Comment by Turning point on September 10, 2011 at 11:44am
Great through blog post on this subject. I agree with setting boundaries and I would add they need to be set with directly, honestly, and, most of all appropriately. Often times "setting boundaries" is done with anger. I haven't had to set too many boundaries over my disbelief in the Mormon faith, but I've had to with a fundamentalist Christian sister-in-law. Myself, the Catholics and agnostics in our family finally told her stop preaching to us or she would lose our respect and time together.

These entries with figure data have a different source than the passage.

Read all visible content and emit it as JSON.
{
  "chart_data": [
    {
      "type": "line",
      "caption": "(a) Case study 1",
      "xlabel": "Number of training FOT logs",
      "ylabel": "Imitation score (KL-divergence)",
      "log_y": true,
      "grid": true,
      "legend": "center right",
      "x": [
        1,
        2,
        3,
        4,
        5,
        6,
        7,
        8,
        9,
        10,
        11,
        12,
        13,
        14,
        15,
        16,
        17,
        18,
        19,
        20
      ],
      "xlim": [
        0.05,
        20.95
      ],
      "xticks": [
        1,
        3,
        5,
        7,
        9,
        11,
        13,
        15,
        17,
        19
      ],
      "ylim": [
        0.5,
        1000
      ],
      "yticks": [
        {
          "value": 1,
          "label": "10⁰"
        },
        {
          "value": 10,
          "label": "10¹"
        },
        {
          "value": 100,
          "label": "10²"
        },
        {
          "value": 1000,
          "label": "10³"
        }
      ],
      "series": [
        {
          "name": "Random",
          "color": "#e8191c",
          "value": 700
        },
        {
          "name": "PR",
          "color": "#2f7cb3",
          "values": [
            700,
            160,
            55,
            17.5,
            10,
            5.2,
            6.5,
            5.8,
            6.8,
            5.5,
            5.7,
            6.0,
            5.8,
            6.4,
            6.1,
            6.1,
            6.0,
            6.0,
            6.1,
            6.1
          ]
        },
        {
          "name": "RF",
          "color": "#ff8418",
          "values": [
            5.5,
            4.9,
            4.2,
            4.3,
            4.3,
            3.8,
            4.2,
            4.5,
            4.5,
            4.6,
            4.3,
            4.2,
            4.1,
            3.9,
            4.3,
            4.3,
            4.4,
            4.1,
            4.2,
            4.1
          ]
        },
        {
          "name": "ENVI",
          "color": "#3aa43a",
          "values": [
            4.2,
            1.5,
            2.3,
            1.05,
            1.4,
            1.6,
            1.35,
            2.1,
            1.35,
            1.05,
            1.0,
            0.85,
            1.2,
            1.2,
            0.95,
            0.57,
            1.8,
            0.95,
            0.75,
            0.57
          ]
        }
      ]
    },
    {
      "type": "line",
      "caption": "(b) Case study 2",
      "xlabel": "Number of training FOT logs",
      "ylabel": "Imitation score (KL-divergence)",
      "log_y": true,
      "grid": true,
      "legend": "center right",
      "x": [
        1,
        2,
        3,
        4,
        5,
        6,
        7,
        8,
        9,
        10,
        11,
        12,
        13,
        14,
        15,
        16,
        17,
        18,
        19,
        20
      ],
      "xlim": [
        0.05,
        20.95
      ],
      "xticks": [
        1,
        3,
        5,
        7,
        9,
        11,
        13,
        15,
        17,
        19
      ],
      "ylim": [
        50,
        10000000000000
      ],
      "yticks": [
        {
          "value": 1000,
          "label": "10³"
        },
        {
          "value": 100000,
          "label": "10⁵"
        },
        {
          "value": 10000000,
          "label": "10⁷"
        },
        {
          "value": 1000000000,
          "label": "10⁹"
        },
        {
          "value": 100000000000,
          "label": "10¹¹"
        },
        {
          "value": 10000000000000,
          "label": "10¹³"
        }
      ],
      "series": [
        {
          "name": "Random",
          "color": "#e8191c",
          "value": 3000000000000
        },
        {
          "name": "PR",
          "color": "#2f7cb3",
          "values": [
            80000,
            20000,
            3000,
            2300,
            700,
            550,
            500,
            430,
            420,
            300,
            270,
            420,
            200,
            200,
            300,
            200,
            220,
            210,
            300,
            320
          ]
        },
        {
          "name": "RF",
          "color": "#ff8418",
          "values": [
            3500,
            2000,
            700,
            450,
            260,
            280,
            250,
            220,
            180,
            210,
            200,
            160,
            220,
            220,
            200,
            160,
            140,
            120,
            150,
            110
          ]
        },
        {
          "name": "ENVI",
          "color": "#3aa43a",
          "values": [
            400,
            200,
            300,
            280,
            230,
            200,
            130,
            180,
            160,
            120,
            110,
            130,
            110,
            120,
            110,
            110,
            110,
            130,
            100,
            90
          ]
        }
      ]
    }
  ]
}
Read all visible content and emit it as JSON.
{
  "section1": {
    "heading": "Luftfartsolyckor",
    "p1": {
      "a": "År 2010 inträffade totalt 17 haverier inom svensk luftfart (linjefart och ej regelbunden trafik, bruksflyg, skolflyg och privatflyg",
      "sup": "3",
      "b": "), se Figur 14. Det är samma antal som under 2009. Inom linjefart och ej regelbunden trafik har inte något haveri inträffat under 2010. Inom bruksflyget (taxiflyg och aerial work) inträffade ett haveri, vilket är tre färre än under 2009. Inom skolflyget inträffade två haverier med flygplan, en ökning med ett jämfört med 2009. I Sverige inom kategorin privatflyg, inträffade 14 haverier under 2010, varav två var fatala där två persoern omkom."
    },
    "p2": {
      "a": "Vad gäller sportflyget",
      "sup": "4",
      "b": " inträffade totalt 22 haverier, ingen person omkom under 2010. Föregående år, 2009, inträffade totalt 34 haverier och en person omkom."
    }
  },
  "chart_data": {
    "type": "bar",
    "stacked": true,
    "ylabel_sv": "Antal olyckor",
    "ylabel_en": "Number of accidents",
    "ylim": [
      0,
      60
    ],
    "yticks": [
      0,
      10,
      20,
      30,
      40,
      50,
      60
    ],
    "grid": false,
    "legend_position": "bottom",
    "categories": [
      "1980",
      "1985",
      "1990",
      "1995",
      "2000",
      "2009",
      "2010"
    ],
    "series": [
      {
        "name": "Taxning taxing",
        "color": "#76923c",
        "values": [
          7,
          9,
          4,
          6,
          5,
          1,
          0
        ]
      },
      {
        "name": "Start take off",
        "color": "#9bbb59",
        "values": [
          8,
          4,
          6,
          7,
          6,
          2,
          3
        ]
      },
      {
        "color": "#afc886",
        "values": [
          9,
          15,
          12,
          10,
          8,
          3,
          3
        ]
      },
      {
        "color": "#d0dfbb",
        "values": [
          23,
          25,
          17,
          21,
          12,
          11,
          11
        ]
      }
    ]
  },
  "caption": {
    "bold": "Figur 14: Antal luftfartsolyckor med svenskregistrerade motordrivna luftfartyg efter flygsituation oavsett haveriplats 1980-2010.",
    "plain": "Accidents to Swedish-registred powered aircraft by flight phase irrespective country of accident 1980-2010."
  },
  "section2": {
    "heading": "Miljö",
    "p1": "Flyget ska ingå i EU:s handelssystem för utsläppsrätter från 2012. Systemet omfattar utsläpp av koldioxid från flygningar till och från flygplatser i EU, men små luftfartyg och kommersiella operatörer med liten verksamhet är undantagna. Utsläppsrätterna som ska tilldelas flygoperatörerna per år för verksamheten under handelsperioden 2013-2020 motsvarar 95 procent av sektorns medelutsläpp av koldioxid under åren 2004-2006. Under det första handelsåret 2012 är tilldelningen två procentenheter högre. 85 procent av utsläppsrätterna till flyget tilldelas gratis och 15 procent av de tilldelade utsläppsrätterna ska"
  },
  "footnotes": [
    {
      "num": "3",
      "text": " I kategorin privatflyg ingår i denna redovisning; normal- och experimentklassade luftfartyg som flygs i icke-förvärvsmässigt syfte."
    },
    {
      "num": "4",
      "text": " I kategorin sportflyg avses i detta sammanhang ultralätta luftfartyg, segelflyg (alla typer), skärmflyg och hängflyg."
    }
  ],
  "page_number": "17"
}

It got much better. Thanks for the great blog posts you have here MikeUtah...I enjoy and gain from each and every one.
Comment by Angel Love on November 18, 2012 at 9:39am

Do you know of any articles or have any advice on how to make a marriage work after one has left the church and the other is absolutely staying in it?  I actually wanted a divorce after leaving the church and trying to make my marriage work for 2 years. My husband didn't want to divorce.  We are now separated and trying to "work it out". I worry that if we get back together his little hints of wanting me to come back will start again and I know I can't live with my beliefs being disrespected while I am supposed to respect his. Ugh! Please anyone, I really need some advice here.  Thank you and thank you Mike for this great post.  I try to live my life in this way. Sometimes it is hard when you feel squashed by the judging that goes on but it really is the way I find peace and happiness.  I just wish it didn't bother me so much when I don't get that respect in return.  

Comment by c smith on October 7, 2013 at 12:39pm

The issue you speak of (family  and social bonds) is precisely what makes lds attractive to non-mormons, esp like me who never raised a family, got older and found I'd fallen for the lies of feminism and now it is all too late to have a traditional family.  In many ways I could care less about lds mythology and whether it is true or not.  What kept me from jumping into lds was a palpable lack of sincerety and a feeling of going through the motions of life rather than truly being engaged.  still afloat all these years.